Le loup-garou se contenta de rire. Encore une fois. Ce qui énerva le jeune homme blond d'une manière inimaginable. Comment osait-il se moquer de lui ? Comment osait-il le réduire à l'état d'une de ses simples proies ? Draco essaya de nouveau de se dégager mais le monstre raffermit encore plus sa prise. Ses bras était contorsionnés en arrière. Ses épaules le tiraient et ses avant-bras étaient totalement compressés contre le torse du loup. Sa prise était d'acier, et il laissa échapper un faible gémissement de douleur. C'était pathétique. Il ne voulait pas montrer de signe de faiblesse à qui que ce soit, et certainement pas à un homme de ce genre. Mais c'était déjà trop tard. Sa respiration se fit de plus en plus rapide. Il fallait qu'il s'échappe, sinon... qui sait ce que ce monstre pourrait bien lui faire. Il jeta un coup d'œil rapide à la porte des toilettes sur sa droite. Mais pas assez discret. Aussitôt, le loup sortit sa propre baguette de sa poche et prononça un sortilège de verrouillage. Draco déglutit en regardant le reflet de l'autre dans le miroir.
Fenrir Greyback. Cet être absolument répugnant. C'était un homme massif à la peau si terne qu'elle paraissait grise. Au lieu de refréner ses envies et son instinct de loup, il les laissait le dominer, peu importait que la pleine lune soit visible ou pas. Même lorsqu'il était sous sa forme originelle, il avait une apparence animale. Ses cheveux sombres étaient trop longs et sales, des poils parcouraient son visage, et il dégageait une odeur pestilentielle de sang, de mort, de putréfaction. Ça lui donnait des hauts le cœur. Le savoir si près de lui le rendait malade. Plusieurs fois au Manoir, il avait vu cette abomination lui lancer des regards affamés. Plusieurs fois, lorsqu'ils étaient à table, il ne se gênait pas de faire des remarques salaces et vulgaire à son propos devant sa famille. Évidemment, son père ne disait rien, et seule sa mère semblait avoir assez de cran pour lui répondre et le remettre à sa place. Mais rien n'y changeait. Nombreuses avaient été les fois où il avait senti son regard appuyé sur lui, où il avait senti son bras l'effleuré lorsqu'ils se croisaient dans un couloir. Il leur était déjà arrivés de se retrouvé seul à seul dans une pièce. Fort heureusement, jamais bien longtemps. Car ses regards appuyés auraient pu dérapé en quelque chose de bien pire. Il aurait pu se retrouver totalement à sa merci. Parce qu'il savait qu'aux yeux de Greyback, il n'était rien d'autre qu'une proie. Et il savait bien que Greyback ne laissait jamais s'échapper ses proies. Il arrivait toujours à les atteindre, à les attraper, à les mordre, à les envoyer de l'autre côté du voile...
C'est pour cette raison qu'il était si inquiet à ce moment-là. Comment allait-il finir ? C'était sans aucun doute le Maître qui l'avait autorisé à venir ici. Il ne l'aurait jamais approché de si près sans son approbation.

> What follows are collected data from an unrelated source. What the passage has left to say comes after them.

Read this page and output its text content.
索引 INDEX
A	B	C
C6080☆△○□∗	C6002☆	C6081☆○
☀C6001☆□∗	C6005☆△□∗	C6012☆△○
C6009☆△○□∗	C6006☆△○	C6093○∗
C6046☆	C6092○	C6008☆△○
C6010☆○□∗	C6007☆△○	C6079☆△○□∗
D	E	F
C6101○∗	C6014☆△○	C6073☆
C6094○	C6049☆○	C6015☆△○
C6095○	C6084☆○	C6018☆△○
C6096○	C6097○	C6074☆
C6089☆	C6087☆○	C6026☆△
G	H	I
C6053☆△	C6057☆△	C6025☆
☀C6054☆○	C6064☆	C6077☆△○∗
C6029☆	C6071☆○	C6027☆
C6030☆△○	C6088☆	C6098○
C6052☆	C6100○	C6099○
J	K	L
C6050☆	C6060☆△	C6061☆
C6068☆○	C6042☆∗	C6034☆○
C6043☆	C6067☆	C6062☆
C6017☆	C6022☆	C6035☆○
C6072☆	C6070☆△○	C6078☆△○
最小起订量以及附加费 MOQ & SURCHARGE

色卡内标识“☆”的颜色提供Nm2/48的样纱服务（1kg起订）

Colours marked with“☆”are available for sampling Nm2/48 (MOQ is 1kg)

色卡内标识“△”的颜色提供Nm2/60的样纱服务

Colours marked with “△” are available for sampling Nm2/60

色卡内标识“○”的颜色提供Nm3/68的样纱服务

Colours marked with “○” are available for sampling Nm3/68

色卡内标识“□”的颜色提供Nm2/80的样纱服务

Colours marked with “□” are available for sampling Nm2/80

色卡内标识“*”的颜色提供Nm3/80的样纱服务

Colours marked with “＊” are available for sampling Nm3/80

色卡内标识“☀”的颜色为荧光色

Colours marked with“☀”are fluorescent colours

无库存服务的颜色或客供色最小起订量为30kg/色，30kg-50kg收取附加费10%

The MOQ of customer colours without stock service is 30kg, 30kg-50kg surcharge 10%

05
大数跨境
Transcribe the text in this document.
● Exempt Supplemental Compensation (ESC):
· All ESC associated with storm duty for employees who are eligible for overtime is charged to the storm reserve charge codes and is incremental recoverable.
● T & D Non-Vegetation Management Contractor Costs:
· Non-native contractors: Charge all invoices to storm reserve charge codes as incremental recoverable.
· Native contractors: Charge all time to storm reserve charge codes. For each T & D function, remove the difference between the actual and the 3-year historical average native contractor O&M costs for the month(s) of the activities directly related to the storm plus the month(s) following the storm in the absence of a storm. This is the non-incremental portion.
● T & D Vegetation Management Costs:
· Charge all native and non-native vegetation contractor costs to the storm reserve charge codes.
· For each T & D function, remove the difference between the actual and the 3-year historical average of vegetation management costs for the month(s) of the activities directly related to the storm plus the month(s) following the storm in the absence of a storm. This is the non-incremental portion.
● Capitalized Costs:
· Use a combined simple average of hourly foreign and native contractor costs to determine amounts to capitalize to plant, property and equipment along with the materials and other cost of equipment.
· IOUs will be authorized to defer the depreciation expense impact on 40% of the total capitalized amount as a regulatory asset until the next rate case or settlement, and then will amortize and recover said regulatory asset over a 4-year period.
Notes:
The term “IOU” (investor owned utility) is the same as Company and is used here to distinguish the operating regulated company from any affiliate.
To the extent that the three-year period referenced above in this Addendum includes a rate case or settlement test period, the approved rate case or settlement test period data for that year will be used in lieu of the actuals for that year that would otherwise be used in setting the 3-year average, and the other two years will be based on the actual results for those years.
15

- Ça bouillonne là-dedans on dirait...
Son haleine pestilentielle lui arriva jusque dans les narines, et il s'obligea à ne pas montrer à quel point il le dégoûtait... pire, à quel point il lui fichait la frousse. Lorsqu'il était loin de lui, ça allait, il pouvait agir comme il le faisait habituellement, c'est-à-dire avec dédain, mais cette proximité l'emplissait d'angoisse et de dégoût. Le loup-garou, en ayant toujours la situation sous contrôle, enlaça Draco d'un de ses bras en travers de son torse, tandis que de l'autre main, il lui effleurait l'oreille du bout d'un de ses ongles jaunis et pointu.
- C'est pas très poli de ne pas répondre... Ajouta-t-il. Ton vieux aurait-il oublié de t'enseigner les bonnes manières ?
L'horrible visage de Greyback se déforma en un sourire hideux. Draco pouvait voir ses dents jaunies à l'aspect extrêmement sale. L'atroce odeur de son haleine prenait tout son sens. Ses petits yeux noir délavé le fixaient d'une manière beaucoup trop appuyée. Autant que celle qu'il employait lorsqu'ils se retrouvaient face à face à table au Manoir. Draco paniquait de plus en plus. Mais il ne pouvait absolument pas bouger... quelqu'un dans le pub bondé aurait bien envie d'aller se soulager à un moment ou à un autre ?! Le Serpentard se figea complètement lorsqu'il sentit que le doigt de Greyback retraçait le contour de son visage avant de descendre dans son cou. Celui-ci le saisit alors à la gorge, sans toutefois exercer une trop forte pression sur celle-ci. Mais le contact était déjà suffisamment répugnant en lui-même. Greyback donna un coup de poignet qui obligea le jeune homme à relever la tête vers lui. À présent, il ne le voyait plus grâce au miroir, mais bel et bien en face à face. Et c'était encore pire. La situation n'allait-elle pas finir par s'arranger par Merlin ?! Il ne supportait pas cette proximité écœurante. Définitivement pas.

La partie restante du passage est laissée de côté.